O dia em que me tornei salafrária

 

O dia em que me tornei salafrária

Solange Amado

A culpa foi dele. Mas eu sabia que ia sobrar pra mim. Como sempre. Hora do recreio. Ele passou por mim e falou no meu ouvido: “Paraíba!”. E aí, eu fui lá e dei um soco na cara dele que abriu o berreiro, naturalmente. Virei as costas e fui andando. Aí, ele me deu um empurrão. O detalhe é que eu estava tomando um refrigerante. A garrafa era de vidro. Bati na parede, o vidro por sua vez bateu no meu dente da frente e tirou um pedaço.  Dente de leite é substituível, a gente sabe. Nasce outro. Mas o meu não era de leite. Ficou faltando um pedacinho para todo o sempre. Mais uma avaria numa fachada com poucos atrativos.

Não parou por aí. A professora apareceu do nada, me pegou pelas orelhas e me levou pra sala da diretoria. Beliscões tudo bem. Ela podia se servir deles ocasionalmente sem nenhuma comoção social. Mas torcer as orelhas era brabo. Minhas orelhas eram a salvação da pátria. Uma moldura bem linda para um quadro bem roskoff. Dizem que na velhice os lóbulos se penduram feito pelancas. Mas eu não pensava em ficar velha. Por enquanto, eles eram duas linguinhas cor de rosa insinuando-se como a lua por entre as nuvens de cabelo. “Tire as mãos daí!”. Eu surtei. E lutei bravamente pelo meu tesouro.

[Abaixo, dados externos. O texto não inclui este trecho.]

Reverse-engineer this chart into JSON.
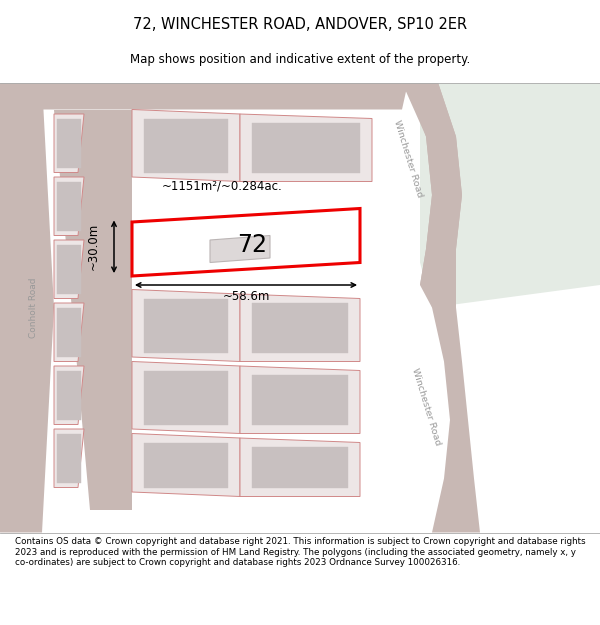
{
  "title_line1": "72, WINCHESTER ROAD, ANDOVER, SP10 2ER",
  "title_line2": "Map shows position and indicative extent of the property.",
  "footer_text": "Contains OS data © Crown copyright and database right 2021. This information is subject to Crown copyright and database rights 2023 and is reproduced with the permission of HM Land Registry. The polygons (including the associated geometry, namely x, y co-ordinates) are subject to Crown copyright and database rights 2023 Ordnance Survey 100026316.",
  "bg_map_color": "#f2eded",
  "road_color": "#c8b8b4",
  "parcel_fill": "#ede6e6",
  "parcel_stroke": "#d08888",
  "building_fill": "#c8c0c0",
  "highlight_fill": "#ffffff",
  "highlight_stroke": "#ee0000",
  "green_area_color": "#e4ebe4",
  "road_label_color": "#999999",
  "area_label": "~1151m²/~0.284ac.",
  "width_label": "~58.6m",
  "height_label": "~30.0m",
  "plot_number": "72",
  "road_label_upper": "Winchester Road",
  "road_label_lower": "Winchester Road",
  "left_road_label": "Conholt Road"
}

Resultado: sala da diretoria. A última instância. Era o STF do Grupo Escolar. E tão instável quanto. Se a diretora estivesse de ovo virado. Esquece. Mesmo que a falta não fosse das piores, a ira do Senhor poderia nos atingir. Rezei para que a pena fosse leve.

E havia ainda uma questão técnica. Além da vontade de fazer xixi, uma hora além do horário do término das aulas, colocaria a perder minha reputação.

Explico: A Biblioteca Pública era ao lado do Grupo Escolar. Um ano antes, atingi a maioridade para pegar livros. Aos 7 já era frequentadora assídua. Fui lá, assinei um contrato que me obrigava a devolver religiosamente a obra até a data constante no cartãozinho pregado na última página do livro. Meu pai dizia que quem não cumpre seus contratos é um salafrário.

A Biblioteca fechava pouco depois das aulas. Não ia dar tempo de devolver as “Reinações de Narizinho” a tempo.

Mais do que a dor nas orelhas eu ia ser a nova salafrária da praça. A Bibliotecária ia entrar na justiça, meu pai ia receber um volume grosso com todas as acusações feitas a mim, eu poderia ser presa e ainda levar boas chineladas por envergonhar a família.

Foi sofrido. A diretora rubicunda partiu o castigo no meio: só meia hora, talvez porque minha mãe também fosse professora lá. Já havia essas paradas de nepotismo e coisas que tais.

Mesmo assim, não deu tempo. Listei uma quantidade de explicações para devolver o livro. Sofri atoa. A mulher nem deu pela parada do atraso. Era idosa. Os idosos confundem as datas. Escapei dessa.

Quanto ao meu dente, ninguém prestou muita atenção. Muitos anos depois, um dentista fez um remendo meia boca. Como dizia minha mãe “pra quem é, bacalhau basta”. O lóbulo da orelha ainda não despencou, graças a Deus. E o coleguinha maricas tirou a própria vida muitos anos depois. Vocês podem dizer que foi por causa do meu soco na cara dele. Mas não foi. Ele começou primeiro. Me arrebentou o dente, periguei ser presa por ser salafrária. E pior, podia estar presa até hoje por não cumprimento do contrato.

A vida não é justa. Eu sei. Hoje em dia, honrar as calças, cumprir as promessas são conceitos tão fluidos. Não carece de culpa nem de vergonha na cara. Também não se puxam as orelhas e se dão beliscões porque o amor está no ar. Só se for brincadeirinha.

Mas vou avisando, sem essa de paz e amor, quem me chamar de “paraíba” leva um soco no meio da cara. Falou?